Back then, Ibiza still offered the opportunity of cheap drinks, cheap rent and an easy hustle for lads more used to selling hash round Whalley Range or Toxteth.

“I was at Amnesia watching Alfredo play, off my tits on MDMA in 1988,” one former raver told me. “All I wanted to do was get everyone I’d ever met on it. I have to admit that I went a bit weird for a bit. I thought it was going to change the world. Make things fairer. Bring us all together a bit.”

The sanyassin quickly created distribution networks from chemists in Holland into Ibiza, London, Liverpool, and Manchester.

Here’s where the trail must be left deliberately vague, not only because it involves crime, but also because at least three different groups of people claim the credit for bringing Ecstasy to the UK for the first time.

In September 1987, four London club and pirate-radio DJs – Nicky Holloway, Paul Oakenfold, Danny Rampling and Johnny Walker were having their own first experiences of Ecstasy in Ibiza and returned to London to promote nights first at Shoom and later at Heaven (though these promoters and DJs were not involved in dealing MDMA in any way).

Drugs were sold fairly openly at both clubs by a few teams who say they scored the pills from Dutch criminals and travelled to the UK by ferry, in those far-off, pre-CCTV days.

“We just used to drive on with 10,000 pills at Calais in bottles of vitamins. No one really knew about Ecstasy. The police were clueless. We didn’t care anyway,” one dealer told me. “Once the massive orbital raves started, though we had to stop as old-school London gangsters took over.”

A shipment of over 15,000 pills were smuggled in to the UK from Amsterdam by people close to the Happy Mondays in late 1987, and these fuelled the rise of acid house in the north of the UK, according to someone familiar with the band and the deal. These friends of the Mondays began to sell it in an alcove near the speakers in the Hacienda known as “E corner”.

A third group of user-dealers from Manchester told me they bought 200 pills in from the US in 1987, which they say were handed out like a sacrament at Stuffed Olives, a gay club in Manchester.

Everyone wants to claim the Ecstasy crown, but it’s perhaps more romantic to leave the central origin myth of rave culture a little mysterious.

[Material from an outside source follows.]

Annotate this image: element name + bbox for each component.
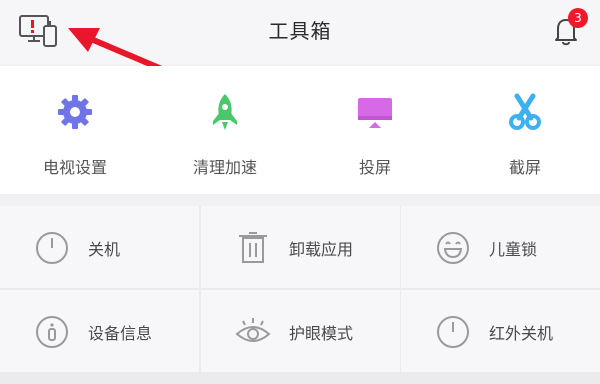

In the clubs, meanwhile, short hairstyles fell out of favour to flowing hippy locks, with baggy clothes, fezes, or silk pyjamas reported in the weirder corners of Mancunian nightlife. The soundtrack was just as weird and radical: acid house.

“There was so much amazing new stuff arriving from Chicago and Detroit on a weekly basis,” says DJ Graeme Park who DJed at the Hacienda that summer with Mike Pickering.

“We’d put something on not knowing what it effect it would have. It might be a drumroll, or an acid riff and it would just spread across the club. It was explosive. Then we’d we look at each other go: “What the fuck are we part of? We knew something incredible was happening. It was the start of something new. We felt part of the audience. We were part of them,” says Park.

Today, Ecstasy is sold on darknet markets to customers using cryptocurrency and wi-fi connections and encryption. None of these things existed in Thatcher’s Britain in 1987.

But just as technology and music and culture may change, the drug that lies behind it is changing too: Ecstasy is stronger, cheaper and more popular than at any time in its bizarre 30-year history on this rainy, hedonistic, still extraordinarily unequal, and never-more-divided nation.